I planned on trying all of the Python frameworks (Turbogears, CherryPy, Zope etc.) but with Django it was love at first sight. It was so easy that it felt like cheating, and I am not one to feel guilty for living an easier life. If PHP was my only choice then Codeigniter would have been my way forward, but Python / Django seems to be gaining more acceptance with hosts and that looks to further pick up as it reaches that magical 1.0 release.

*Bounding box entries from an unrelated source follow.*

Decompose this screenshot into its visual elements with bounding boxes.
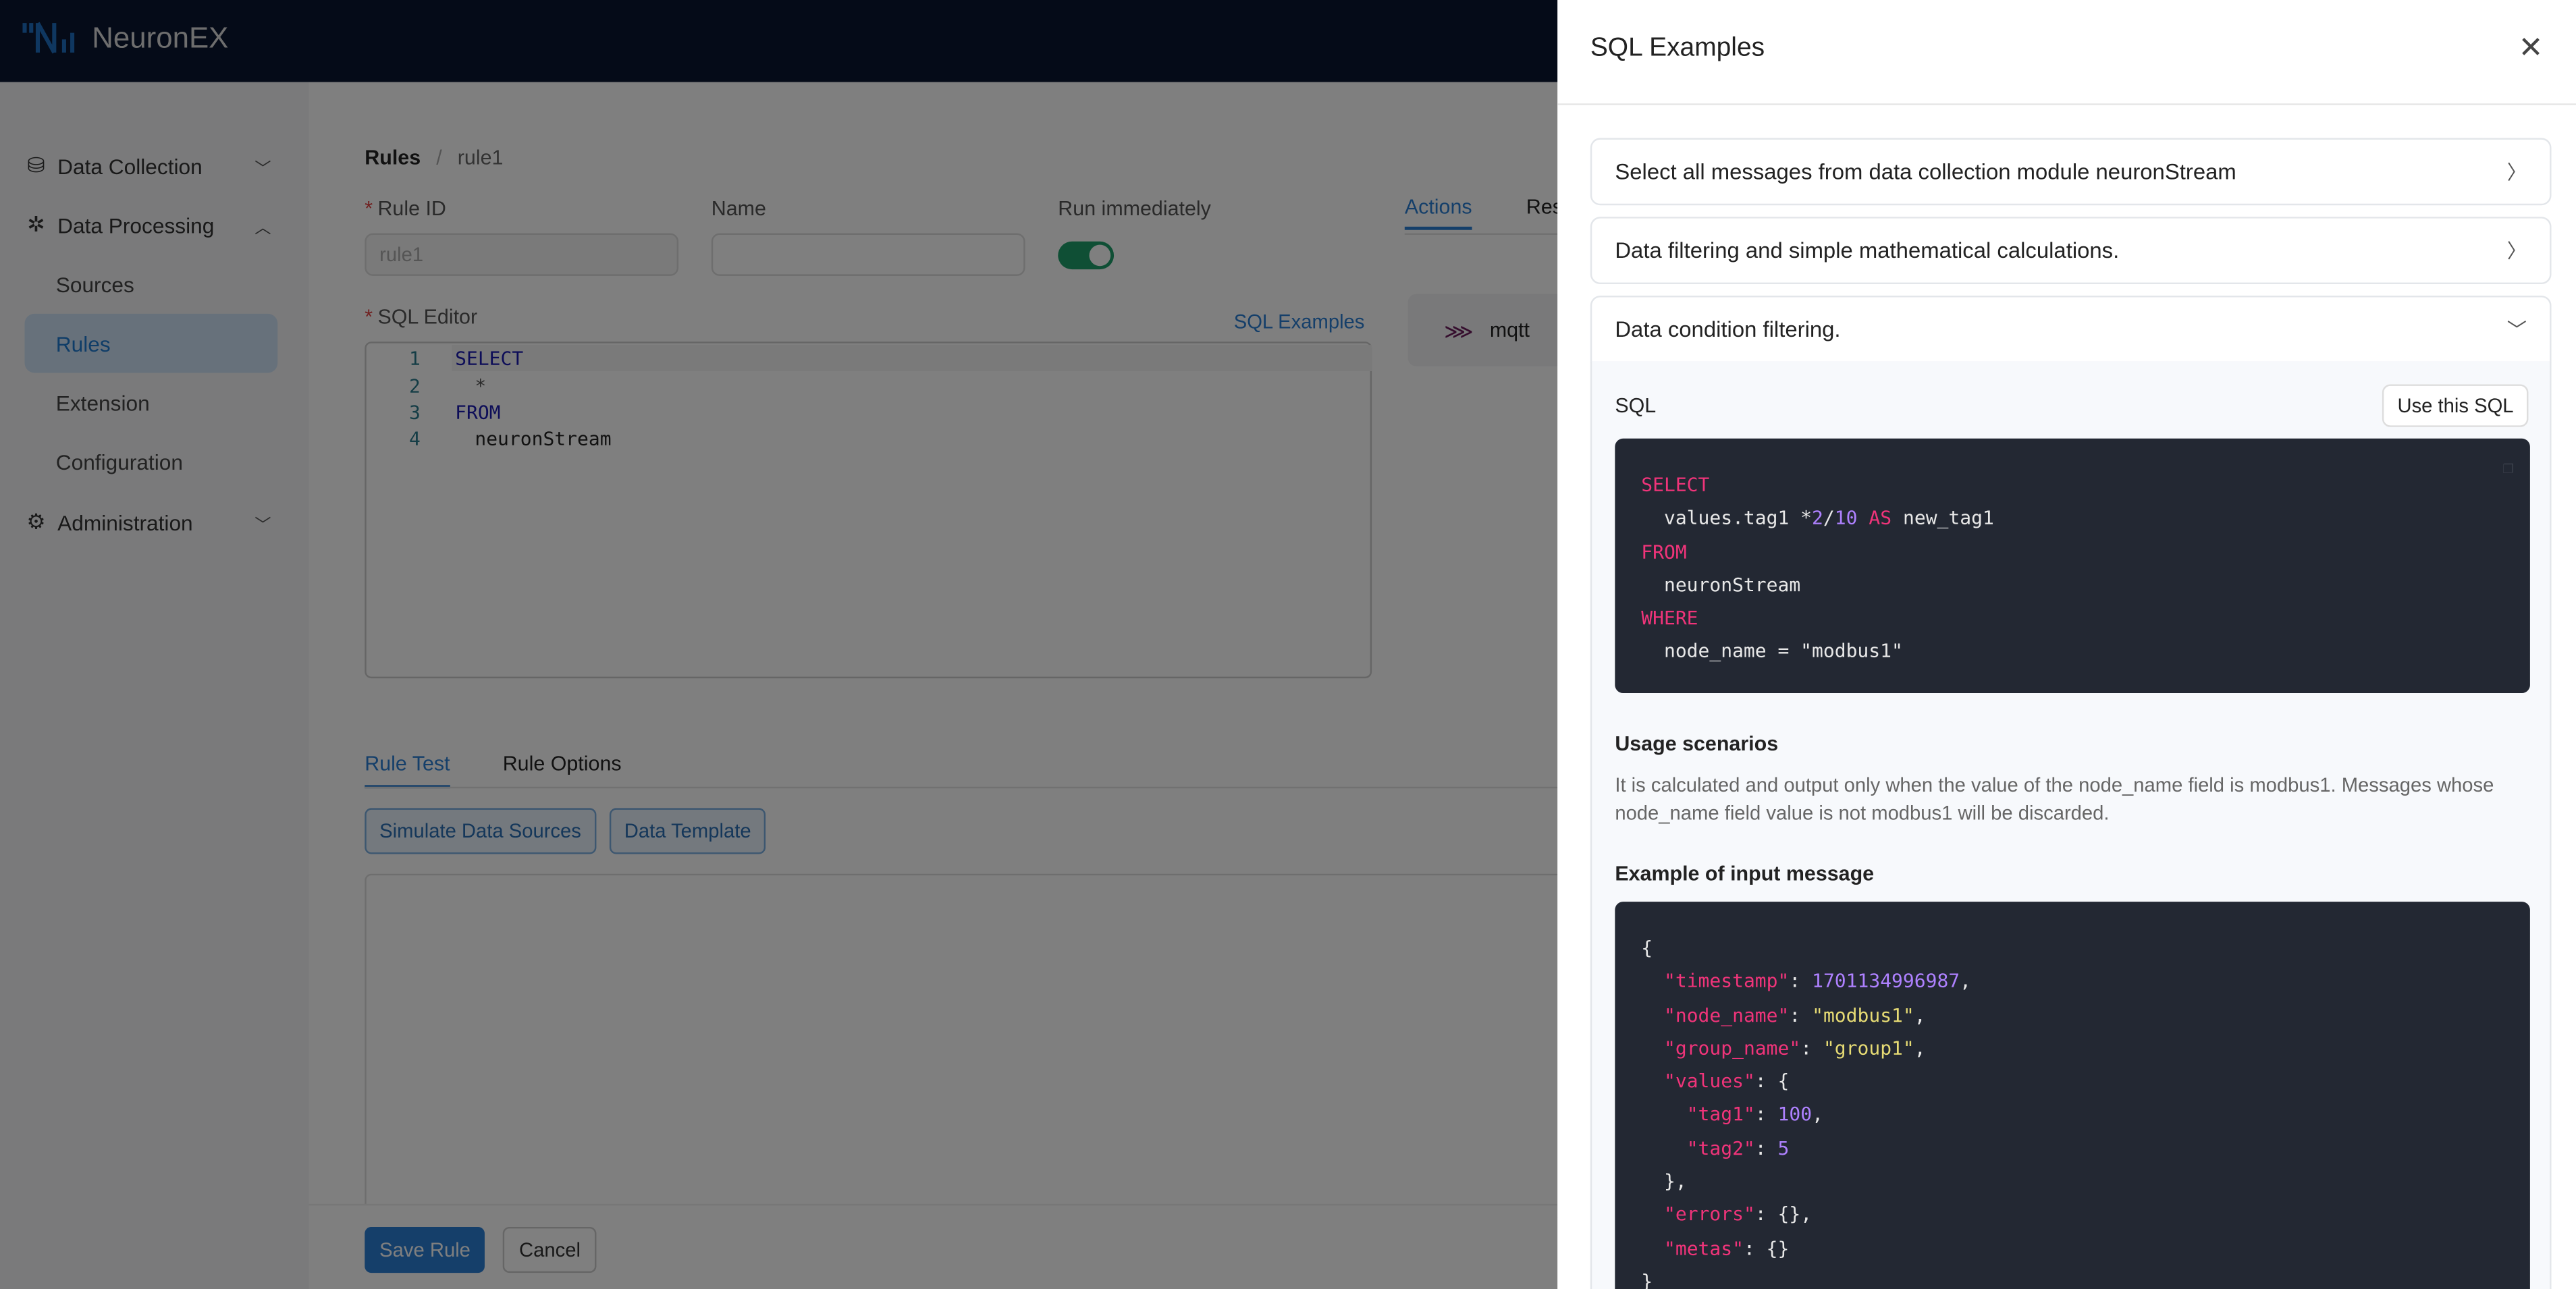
label: Select all messages from data collection… (1615, 159, 2236, 184)
sql-examples-drawer: SQL Examples ✕ Select all messages from … (1557, 0, 2576, 1289)
example-panel: SQL Use this SQL ❐ SELECT values.tag1 *2/… (1590, 361, 2552, 1289)
sql-code-block: ❐ SELECT values.tag1 *2/10 AS new_tag1 FR… (1615, 438, 2530, 694)
example-item-filtering-math[interactable]: Data filtering and simple mathematical c… (1590, 217, 2552, 285)
sql-label: SQL (1615, 394, 1657, 418)
chevron-right-icon: 〉 (2506, 161, 2527, 184)
close-icon[interactable]: ✕ (2519, 31, 2544, 65)
input-message-code-block: { "timestamp": 1701134996987, "node_name… (1615, 902, 2530, 1289)
example-input-title: Example of input message (1615, 862, 1875, 885)
example-item-condition-filtering[interactable]: Data condition filtering. ﹀ (1590, 296, 2552, 363)
chevron-down-icon: ﹀ (2506, 319, 2527, 342)
copy-icon[interactable]: ❐ (2502, 451, 2513, 485)
label: Data filtering and simple mathematical c… (1615, 238, 2120, 263)
label: Data condition filtering. (1615, 317, 1841, 342)
chevron-right-icon: 〉 (2506, 240, 2527, 263)
usage-scenarios-title: Usage scenarios (1615, 732, 1779, 756)
example-item-select-all[interactable]: Select all messages from data collection… (1590, 138, 2552, 206)
use-this-sql-button[interactable]: Use this SQL (2382, 384, 2529, 427)
usage-scenarios-text: It is calculated and output only when th… (1615, 773, 2494, 824)
drawer-title: SQL Examples (1590, 34, 1765, 63)
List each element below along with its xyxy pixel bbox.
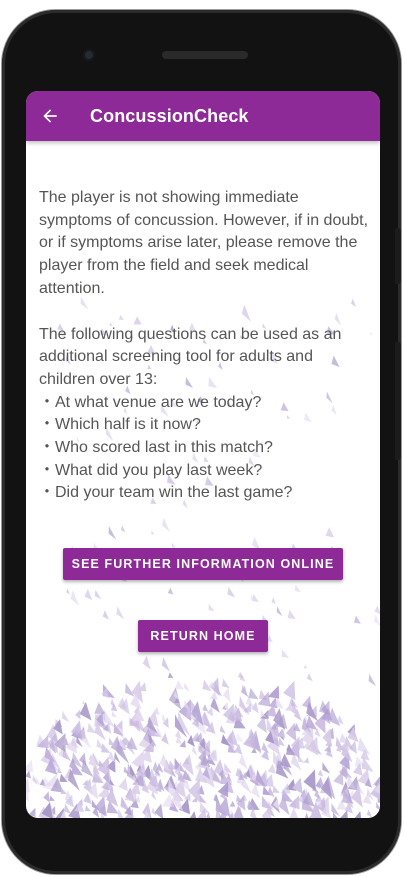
phone-frame: ConcussionCheck The player is not showin… <box>2 10 401 874</box>
speaker-grille <box>162 51 248 59</box>
return-home-button[interactable]: RETURN HOME <box>138 620 268 652</box>
camera-icon <box>83 49 95 61</box>
list-item: ・Which half is it now? <box>39 416 201 434</box>
list-item: ・At what venue are we today? <box>39 393 262 411</box>
screening-intro: The following questions can be used as a… <box>39 325 342 388</box>
arrow-back-icon <box>43 109 57 123</box>
list-item: ・What did you play last week? <box>39 461 263 479</box>
result-paragraph: The player is not showing immediate symp… <box>39 189 369 297</box>
power-button <box>395 228 401 284</box>
volume-button <box>395 342 401 460</box>
further-information-button[interactable]: SEE FURTHER INFORMATION ONLINE <box>63 548 343 580</box>
list-item: ・Did your team win the last game? <box>39 484 293 502</box>
back-button[interactable] <box>36 102 64 130</box>
question-list: ・At what venue are we today? ・Which half… <box>39 392 369 506</box>
app-screen: ConcussionCheck The player is not showin… <box>26 91 380 818</box>
app-title: ConcussionCheck <box>90 106 249 126</box>
main-content: The player is not showing immediate symp… <box>39 187 369 505</box>
list-item: ・Who scored last in this match? <box>39 439 273 457</box>
app-bar: ConcussionCheck <box>26 91 380 141</box>
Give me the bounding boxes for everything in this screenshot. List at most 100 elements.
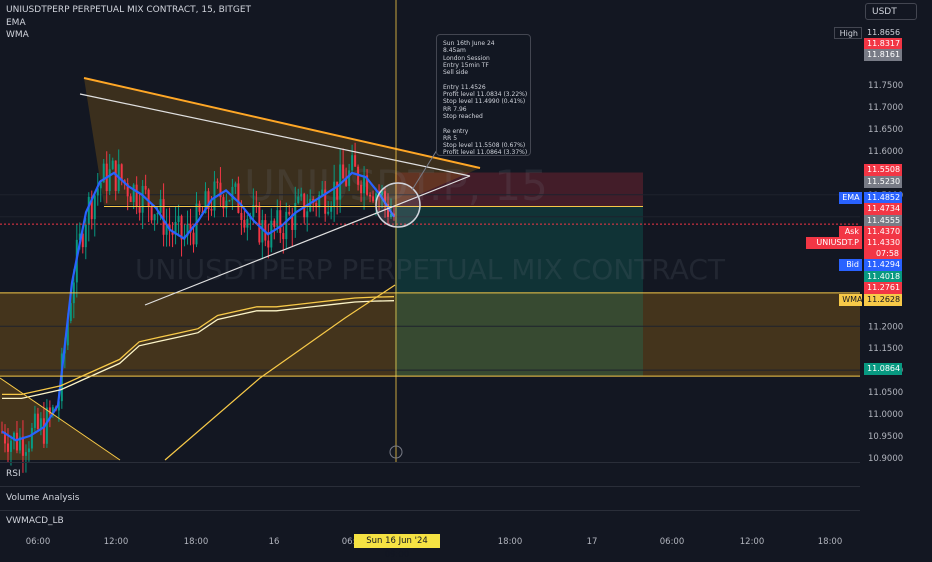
candle-body — [267, 240, 270, 248]
crosshair-time-label: Sun 16 Jun '24 09:00 — [354, 534, 440, 560]
y-tick-label: 11.7000 — [868, 103, 903, 113]
chart-title: UNIUSDTPERP PERPETUAL MIX CONTRACT, 15, … — [6, 5, 252, 15]
candle-body — [15, 432, 18, 451]
tooltip-line: Stop level 11.5508 (0.67%) — [443, 142, 526, 150]
price-tag-label: High — [833, 27, 862, 39]
tooltip-line: RR 7.96 — [443, 105, 467, 113]
x-tick-label: 06:00 — [26, 537, 51, 547]
candle-body — [132, 184, 135, 203]
y-tick-label: 10.9500 — [868, 432, 903, 442]
candle-body — [30, 427, 33, 449]
candle-body — [282, 233, 285, 240]
candle-body — [153, 214, 156, 221]
currency-button[interactable]: USDT — [865, 3, 917, 20]
price-tag-value: 11.2628 — [864, 294, 902, 306]
candle-body — [234, 183, 237, 187]
price-tag-value: 11.2761 — [864, 282, 902, 294]
candle-body — [93, 195, 96, 220]
tooltip-line: Sell side — [443, 69, 469, 77]
x-tick-label: 06:00 — [660, 537, 685, 547]
tooltip-line: Profit level 11.0834 (3.22%) — [443, 91, 528, 99]
price-tag-label: EMA — [839, 192, 862, 204]
x-tick-label: 12:00 — [740, 537, 765, 547]
price-tag-value: 11.4294 — [864, 259, 902, 271]
candle-body — [348, 170, 351, 186]
candle-body — [36, 413, 39, 430]
profit-zone — [395, 206, 643, 377]
candle-body — [279, 210, 282, 234]
indicator-wma-label[interactable]: WMA — [6, 30, 29, 40]
price-tag-label: Bid — [839, 259, 862, 271]
x-tick-label: 18:00 — [818, 537, 843, 547]
candle-body — [237, 183, 240, 213]
candle-body — [144, 185, 147, 190]
tooltip-line: 8.45am — [443, 47, 466, 55]
candle-body — [87, 196, 90, 225]
candle-body — [363, 175, 366, 194]
candle-body — [285, 211, 288, 240]
tooltip-line — [443, 76, 524, 83]
candle-body — [327, 211, 330, 214]
candle-body — [309, 198, 312, 212]
y-tick-label: 11.1500 — [868, 344, 903, 354]
candle-body — [147, 189, 150, 207]
price-tag-value: 11.0864 — [864, 363, 902, 375]
pane-volume-analysis[interactable]: Volume Analysis — [0, 486, 860, 510]
candle-body — [246, 218, 249, 228]
candle-body — [84, 224, 87, 248]
candle-body — [210, 209, 213, 211]
x-tick-label: 16 — [269, 537, 280, 547]
candle-body — [24, 452, 27, 456]
candle-body — [306, 211, 309, 218]
x-tick-label: 18:00 — [498, 537, 523, 547]
tooltip-line: Profit level 11.0864 (3.37%) — [443, 149, 528, 157]
x-tick-label: 18:00 — [184, 537, 209, 547]
candle-body — [42, 418, 45, 444]
tooltip-line: Stop level 11.4990 (0.41%) — [443, 98, 526, 106]
candle-body — [216, 181, 219, 183]
y-tick-label: 11.0500 — [868, 388, 903, 398]
candle-body — [228, 200, 231, 202]
candle-body — [135, 184, 138, 207]
tooltip-line: Entry 15min TF — [443, 61, 489, 69]
tooltip-line — [443, 120, 524, 127]
candle-body — [372, 196, 375, 202]
candle-body — [21, 436, 24, 456]
candle-body — [6, 443, 9, 452]
pane-vwmacd[interactable]: VWMACD_LB — [0, 510, 860, 532]
pane-rsi[interactable]: RSI — [0, 462, 860, 486]
indicator-ema-label[interactable]: EMA — [6, 18, 26, 28]
candle-body — [300, 193, 303, 197]
candle-body — [177, 215, 180, 222]
candle-body — [33, 413, 36, 428]
candle-body — [111, 160, 114, 170]
candle-body — [360, 184, 363, 194]
tooltip-line: Sun 16th June 24 — [443, 40, 495, 47]
candle-body — [294, 202, 297, 230]
candle-body — [255, 205, 258, 207]
candle-body — [141, 185, 144, 213]
tooltip-line: Entry 11.4526 — [443, 83, 486, 91]
watermark-name: UNIUSDTPERP PERPETUAL MIX CONTRACT — [135, 253, 726, 286]
y-tick-label: 10.9000 — [868, 454, 903, 464]
candle-body — [120, 164, 123, 181]
entry-circle-marker — [375, 182, 421, 228]
candle-body — [150, 206, 153, 221]
candle-body — [351, 155, 354, 171]
price-tag-value: 11.8161 — [864, 49, 902, 61]
price-tag-label: UNIUSDT.P — [805, 237, 862, 249]
candle-body — [192, 232, 195, 245]
price-tag-label: WMA — [839, 294, 862, 306]
candle-body — [369, 194, 372, 197]
tooltip-line: Re entry — [443, 127, 469, 135]
y-tick-label: 11.2000 — [868, 322, 903, 332]
candle-body — [330, 206, 333, 212]
y-tick-label: 11.6000 — [868, 147, 903, 157]
price-tag-value: 11.4734 — [864, 203, 902, 215]
tooltip-line: London Session — [443, 54, 490, 62]
candle-body — [198, 203, 201, 212]
trade-note-tooltip: Sun 16th June 24 8.45am London Session Entr… — [436, 34, 531, 156]
candle-body — [354, 155, 357, 167]
candle-body — [261, 220, 264, 243]
candle-body — [336, 181, 339, 200]
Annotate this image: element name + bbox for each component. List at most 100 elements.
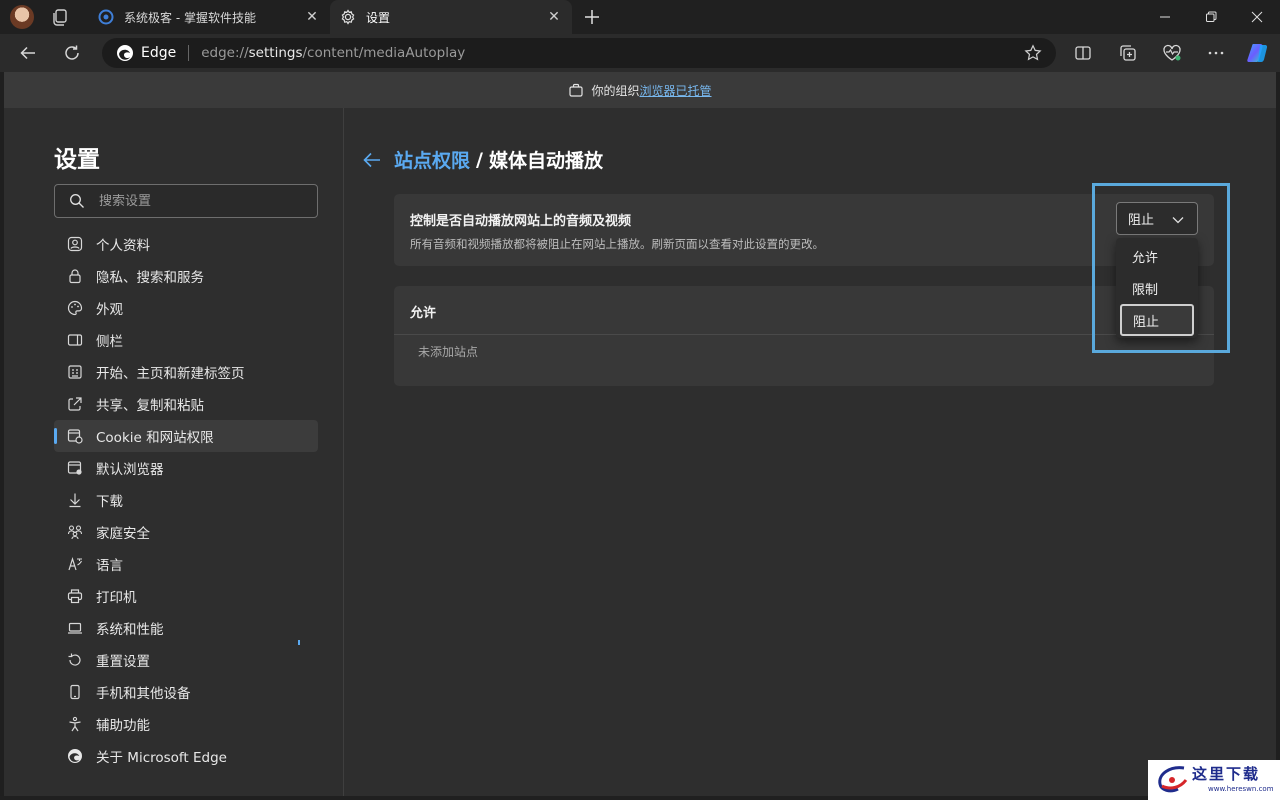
edge-brand-label: Edge [141, 45, 177, 61]
close-tab-icon[interactable]: ✕ [546, 9, 562, 25]
sidebar-item-label: 外观 [96, 302, 123, 318]
address-bar[interactable]: Edge edge://settings/content/mediaAutopl… [102, 38, 1056, 68]
sidebar-nav: 个人资料 隐私、搜索和服务 外观 侧栏 开始、主页和新建标签页 共享、复制和粘贴… [54, 228, 318, 772]
sidebar-item-system[interactable]: 系统和性能 [54, 612, 318, 644]
sidebar-item-accessibility[interactable]: 辅助功能 [54, 708, 318, 740]
briefcase-icon [568, 82, 584, 98]
sidebar-item-label: 隐私、搜索和服务 [96, 270, 204, 286]
sidebar-item-label: 语言 [96, 558, 123, 574]
page-title: 设置 [54, 147, 100, 173]
sidebar-item-about[interactable]: 关于 Microsoft Edge [54, 740, 318, 772]
minimize-button[interactable] [1142, 0, 1188, 34]
sidebar-item-label: 重置设置 [96, 654, 150, 670]
setting-description: 所有音频和视频播放都将被阻止在网站上播放。刷新页面以查看对此设置的更改。 [410, 237, 824, 251]
sidebar-item-languages[interactable]: 语言 [54, 548, 318, 580]
new-tab-icon[interactable] [582, 7, 602, 27]
browser-toolbar: Edge edge://settings/content/mediaAutopl… [0, 34, 1280, 72]
breadcrumb: 站点权限 / 媒体自动播放 [362, 146, 603, 173]
sidebar-item-reset[interactable]: 重置设置 [54, 644, 318, 676]
sidebar-item-label: 辅助功能 [96, 718, 150, 734]
sidebar-item-start-home[interactable]: 开始、主页和新建标签页 [54, 356, 318, 388]
browser-icon [66, 459, 84, 477]
tab-settings[interactable]: 设置 ✕ [330, 0, 572, 34]
more-options-icon[interactable] [1206, 43, 1226, 63]
sidebar-item-label: 手机和其他设备 [96, 686, 191, 702]
bottom-edge [0, 796, 1280, 800]
title-bar: 系统极客 - 掌握软件技能 ✕ 设置 ✕ [0, 0, 1280, 34]
family-icon [66, 523, 84, 541]
palette-icon [66, 299, 84, 317]
sidebar-item-phone[interactable]: 手机和其他设备 [54, 676, 318, 708]
sidebar-item-cookies-permissions[interactable]: Cookie 和网站权限 [54, 420, 318, 452]
settings-page: 设置 个人资料 隐私、搜索和服务 外观 侧栏 开始、主页和新建标签页 [4, 108, 1276, 796]
watermark-url: www.hereswn.com [1208, 785, 1274, 793]
search-input[interactable] [99, 193, 299, 209]
tab-system-geek[interactable]: 系统极客 - 掌握软件技能 ✕ [88, 0, 330, 34]
watermark-text: 这里下载 [1192, 765, 1261, 783]
copilot-icon[interactable] [1246, 41, 1270, 65]
sidebar-item-share[interactable]: 共享、复制和粘贴 [54, 388, 318, 420]
browser-essentials-icon[interactable] [1162, 43, 1182, 63]
tab-actions-icon[interactable] [50, 7, 70, 27]
share-icon [66, 395, 84, 413]
restore-button[interactable] [1188, 0, 1234, 34]
sidebar-item-label: 家庭安全 [96, 526, 150, 542]
collections-icon[interactable] [1118, 43, 1138, 63]
laptop-icon [66, 619, 84, 637]
site-permissions-icon [66, 427, 84, 445]
back-button[interactable] [17, 42, 39, 64]
sidebar-item-label: 下载 [96, 494, 123, 510]
sidebar-item-label: 系统和性能 [96, 622, 164, 638]
breadcrumb-current: 媒体自动播放 [488, 150, 603, 172]
setting-title: 控制是否自动播放网站上的音频及视频 [410, 214, 632, 229]
managed-browser-bar: 你的组织 浏览器已托管 [4, 72, 1276, 108]
highlight-box [1092, 183, 1230, 353]
sidebar-item-profile[interactable]: 个人资料 [54, 228, 318, 260]
managed-browser-link[interactable]: 浏览器已托管 [640, 82, 712, 99]
breadcrumb-separator: / [476, 148, 483, 171]
search-icon [69, 193, 85, 209]
sidebar-item-appearance[interactable]: 外观 [54, 292, 318, 324]
download-icon [66, 491, 84, 509]
tab-title: 系统极客 - 掌握软件技能 [124, 10, 256, 25]
breadcrumb-site-permissions-link[interactable]: 站点权限 [394, 146, 470, 173]
sidebar-icon [66, 331, 84, 349]
refresh-button[interactable] [61, 42, 83, 64]
sidebar-item-label: Cookie 和网站权限 [96, 430, 214, 446]
split-screen-icon[interactable] [1073, 43, 1093, 63]
watermark: 这里下载 www.hereswn.com [1148, 760, 1280, 800]
focus-marker [298, 640, 300, 645]
sidebar-item-label: 默认浏览器 [96, 462, 164, 478]
language-icon [66, 555, 84, 573]
section-divider [394, 334, 1214, 335]
phone-icon [66, 683, 84, 701]
sidebar-item-sidebar[interactable]: 侧栏 [54, 324, 318, 356]
sidebar-item-privacy[interactable]: 隐私、搜索和服务 [54, 260, 318, 292]
close-window-button[interactable] [1234, 0, 1280, 34]
sidebar-item-downloads[interactable]: 下载 [54, 484, 318, 516]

I have been really perservering with VIM for a while now and am now seeing the results. I wanted an editor which I could customise in any way I want, and having upgraded to version 7 I really don’t see anything it won’t let me do….Expect some scripts of beyond-dubious quality to be published on here as I start scripting stuff which I haven’t just ripped off some innocent French dude.

And finally…

Posts will inevitably stray off topic so don’t subscribe if you want pure technical writing (HAHAHAHA!!!!). Fanboyism is a disease – I consider myself OS-agnostic (they’re all quite pretty now, it all comes down to what I can afford / steal easily). I’m not big on memes – if there are 5 things you don’t know about me it is simply because I don’t want you to. The design of this blog will improve / change / mutate incrementally (with emphasis on the third, fourth and fifth syllables of that word) as I add features, currently I have just stuck in the bare bones. There’s not even an RSS feed yet let alone any sort of commenting. I won’t start pushing this / linking back until at LEAST those two features are implemented.

Last night I: signed up for hosting with webfaction.